Usher-McClelland model
Decision making in social insect
colonies
• Honeybee and ant colonies hunt for new nest sites.
• Trade off between emigration duration and information
about potential nest sites.
• Ant scouts discover site, recruit nest mates who teach
others the route, thus making a collective decision based
on positive feedback.
• Bee scouts discover sites, recruit others for positive
feedback and switch to the new site after the decision
has been made.
• No central control, individuals use only local information.

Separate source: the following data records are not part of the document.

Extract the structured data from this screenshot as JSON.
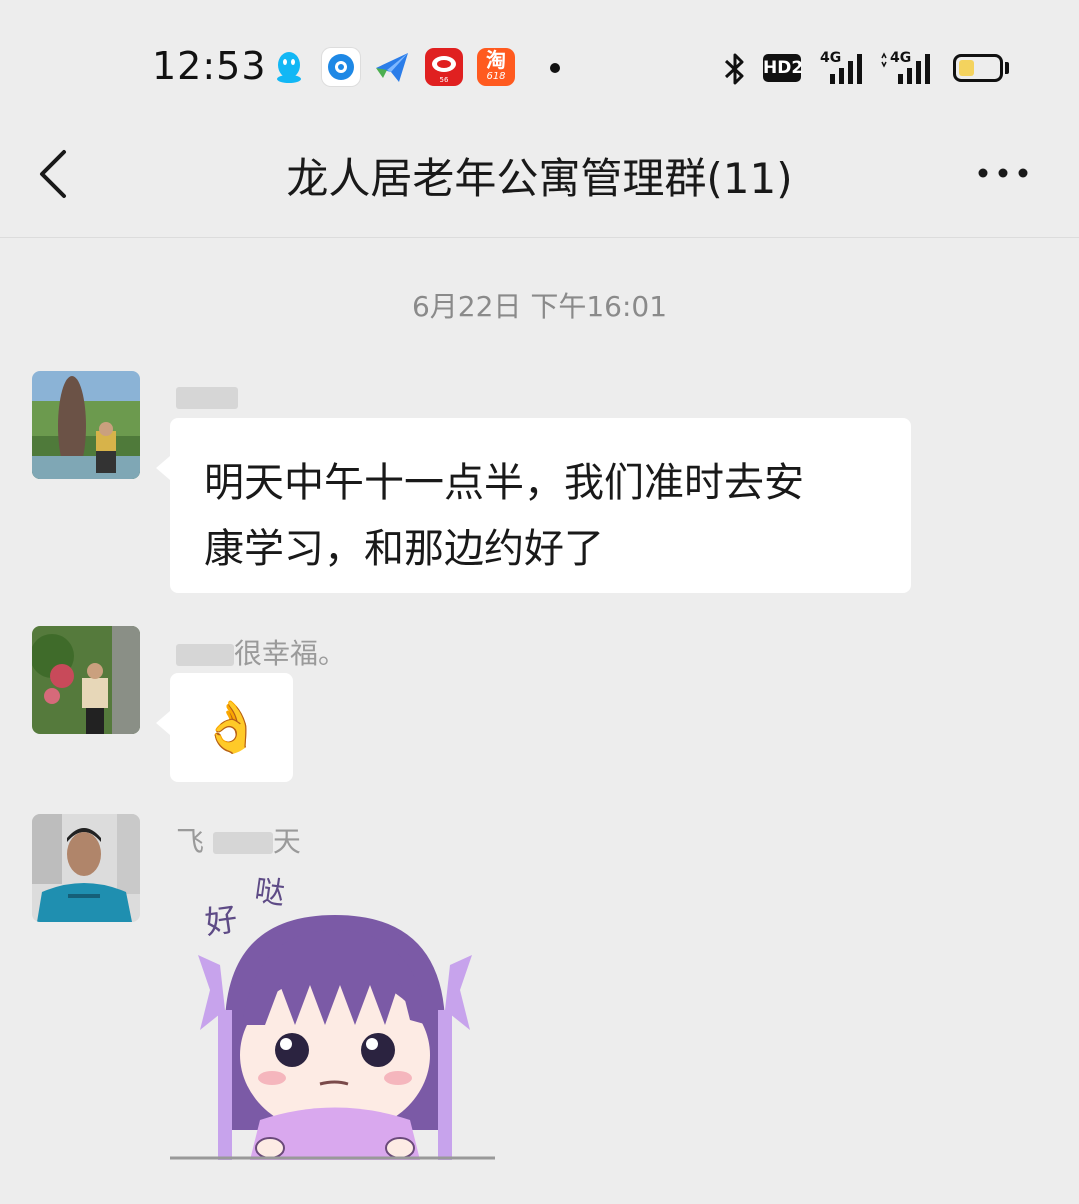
{
  "status_bar": {
    "time": "12:53",
    "hd_label": "HD2",
    "network_1": "4G",
    "network_2": "4G",
    "battery_level": 0.4,
    "app_icons": [
      "qq-icon",
      "browser-icon",
      "send-icon",
      "weibo-icon",
      "taobao-icon"
    ],
    "taobao_badge": "淘",
    "taobao_sub": "618",
    "weibo_sub": "56"
  },
  "header": {
    "title": "龙人居老年公寓管理群(11)"
  },
  "chat": {
    "timestamp": "6月22日 下午16:01",
    "messages": [
      {
        "sender_visible": "",
        "text_line1": "明天中午十一点半，我们准时去安",
        "text_line2": "康学习，和那边约好了"
      },
      {
        "sender_visible": "很幸福。",
        "emoji": "👌"
      },
      {
        "sender_visible_start": "飞",
        "sender_visible_end": "天",
        "sticker_text_1": "好",
        "sticker_text_2": "哒"
      }
    ]
  },
  "colors": {
    "background": "#ededed",
    "bubble": "#ffffff",
    "sticker_purple": "#7b5aa6"
  }
}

House-hunting in T.albipennis
• Ants switch directly from uncommitted to committed state
by discovering site and becoming recruiters for the new
site.
• Recruiters for a site can switch to recruit for other site or
switch to being uncommitted to any site.
• Decision will be optimal if individuals have global
knowledge about the alternatives available, which makes
this model biologically unrealistic.
House hunting with indirect
switching
• Committed scouts should be completely uncommitted to
change their commitment.
• Uncommitted scouts can spontaneously discover
alternative sites at a rate which is independent of site
quality.
• This model cannot be reduced to two independent
random processes. Also it does not asymptotically
converge to the diffusion model, so it cannot be a
statistically optimal decision making strategy .
House hunting with direct switching
• Scouts can directly switch their commitment between
alternative sites.
• During the emigration process honeybees enter in
decision making phase and number of alternative sites
are reduced.
• Thus a close, inferior, easy to find site may be chosen
due to positive feedback.
• When all scouts are committed in the colony, decision is
optimal. Without decay this model can be described as
asymptotically optimal.
Direct switching model
Discussion
• First optimality hypothesis for collective decision making
during emigration for social insect colonies.
• Formally investigated similarities between neural
decision making process and collective decision making
in social insect colonies.
• Direct switching model approximates statistically optimal
decision making.
• If direct switching does not occur their hypothesis can at
least theoretically quantify the cost of deviation from
optimality.
Discussion
• Only binary decision case was considered. In real world
optimal decision making is harder for more than two
alternatives.
• Information about all the alternatives is not available
from the beginning, discovery of best available
alternative may be quite late.
• Bandit problem- should scouts evaluate existing
alternatives or discover unknown alternatives.